《轨迹――出国路是这样走的》〔一〕二零零八年秋天,我还就职在广州伟腾国际实业投资有限公司。公司福利规定:毎位员工毎年都有一个月的带薪假期享受。
八月份,我幸运获得假期申请,并回台城度过。期间,我两次回乡下祖母坟墓拜祭。其实,我每次去都是空手去的。
去到那里,并在山上採上一些山花放在袓母的坟墓前以表一番记忆追思怀念;简单得很。我每次都是一个人去的。会孑然默默地站在袓母坟墓前,久久的…
那次假期最后一次去上祖母的坟墓拜祭,也是假期的最后一天。拜祭完并沿着河边小路准备去公共汽车站搭车返台城。八月的田野充满着强力的阳光,散发着熏人的泥土味。
为了快捷,我踏着长满了青草,蒲公英的荒废田地穿过。走过一段路。正在旁边割青草的汉子仰头看了看我。仍后直起身来惊讶地问:你吗阿超仔?我回应:“係呀!你…?”
对方说他是阿勤,曾是我在乡下读书时的同班同学。我说:哦,记忆起了。说真的,名字的记忆是有这么个同学。但眼前这位同学汉子直叫我找不到他当年相貌面孔的丝毫记忆。
咔然,我一向自以记忆力好为之自豪的感觉发生了动揺。(事后,我曾思考:岁月的冷酷无情,和生活的难辛对待世人是多么的不公平呀!这就是世道呢。)
难得同学相认,欢喜挚谈。勤说:曾努力寻找我多时,无奈我乡下的亲人都出国的出国,搬迁的搬迁,没能找到能与我联系的人。也曾去台城寻过我。无奈我又搬了家。
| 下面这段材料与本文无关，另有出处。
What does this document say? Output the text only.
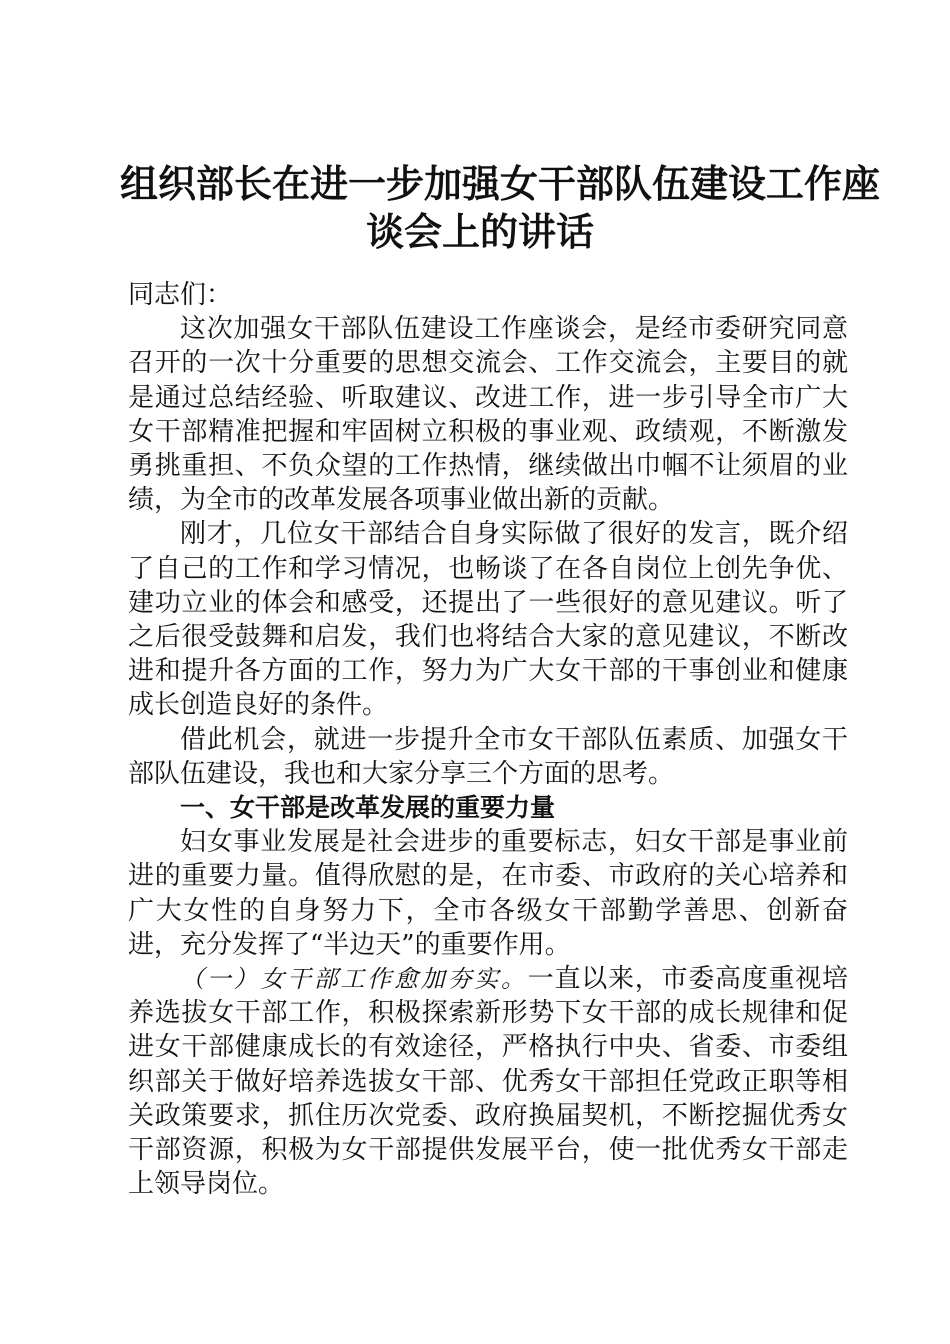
组织部长在进一步加强女干部队伍建设工作座
谈会上的讲话

同志们：

这次加强女干部队伍建设工作座谈会，是经市委研究同意召开的一次十分重要的思想交流会、工作交流会，主要目的就是通过总结经验、听取建议、改进工作，进一步引导全市广大女干部精准把握和牢固树立积极的事业观、政绩观，不断激发勇挑重担、不负众望的工作热情，继续做出巾帼不让须眉的业绩，为全市的改革发展各项事业做出新的贡献。

刚才，几位女干部结合自身实际做了很好的发言，既介绍了自己的工作和学习情况，也畅谈了在各自岗位上创先争优、建功立业的体会和感受，还提出了一些很好的意见建议。听了之后很受鼓舞和启发，我们也将结合大家的意见建议，不断改进和提升各方面的工作，努力为广大女干部的干事创业和健康成长创造良好的条件。

借此机会，就进一步提升全市女干部队伍素质、加强女干部队伍建设，我也和大家分享三个方面的思考。

一、女干部是改革发展的重要力量

妇女事业发展是社会进步的重要标志，妇女干部是事业前进的重要力量。值得欣慰的是，在市委、市政府的关心培养和广大女性的自身努力下，全市各级女干部勤学善思、创新奋进，充分发挥了“半边天”的重要作用。

（一）女干部工作愈加夯实。一直以来，市委高度重视培养选拔女干部工作，积极探索新形势下女干部的成长规律和促进女干部健康成长的有效途径，严格执行中央、省委、市委组织部关于做好培养选拔女干部、优秀女干部担任党政正职等相关政策要求，抓住历次党委、政府换届契机，不断挖掘优秀女干部资源，积极为女干部提供发展平台，使一批优秀女干部走上领导岗位。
我问:有事吗?他说:这样吧,难得相见。不如到他家一坐,吃餐便饭,详细顷谈;他还说:他刚才在塘里打了几条大草鱼;哪!现在割的草正是他几个鱼塘饲料。
我告诉他:我还得赶时间,有事在此讲就好了。他说:启健你还记得吗?“记得,读书时与我非常要好。曾与我一起摔跤,把我的门牙摔崩,给我唇边留下X型标记的那个启健嘛。”我下意识摸摸那个伤疤说。接着,勤说:他在找你啊!又叫我帮找呢。我问何事?勤复:不知,他没讲。不过他留有电话号,记不到,要回家拿电话本,我只好跟勤往他家跑。
我用手机拨通了启健的电话。对方得知係我后,原来礼貌的口气变得粗暴起来:你去哪死啊!?抄勻全世界都唔见你…最后问我现在那里?我告诉他,我现在和勤一起在乡下。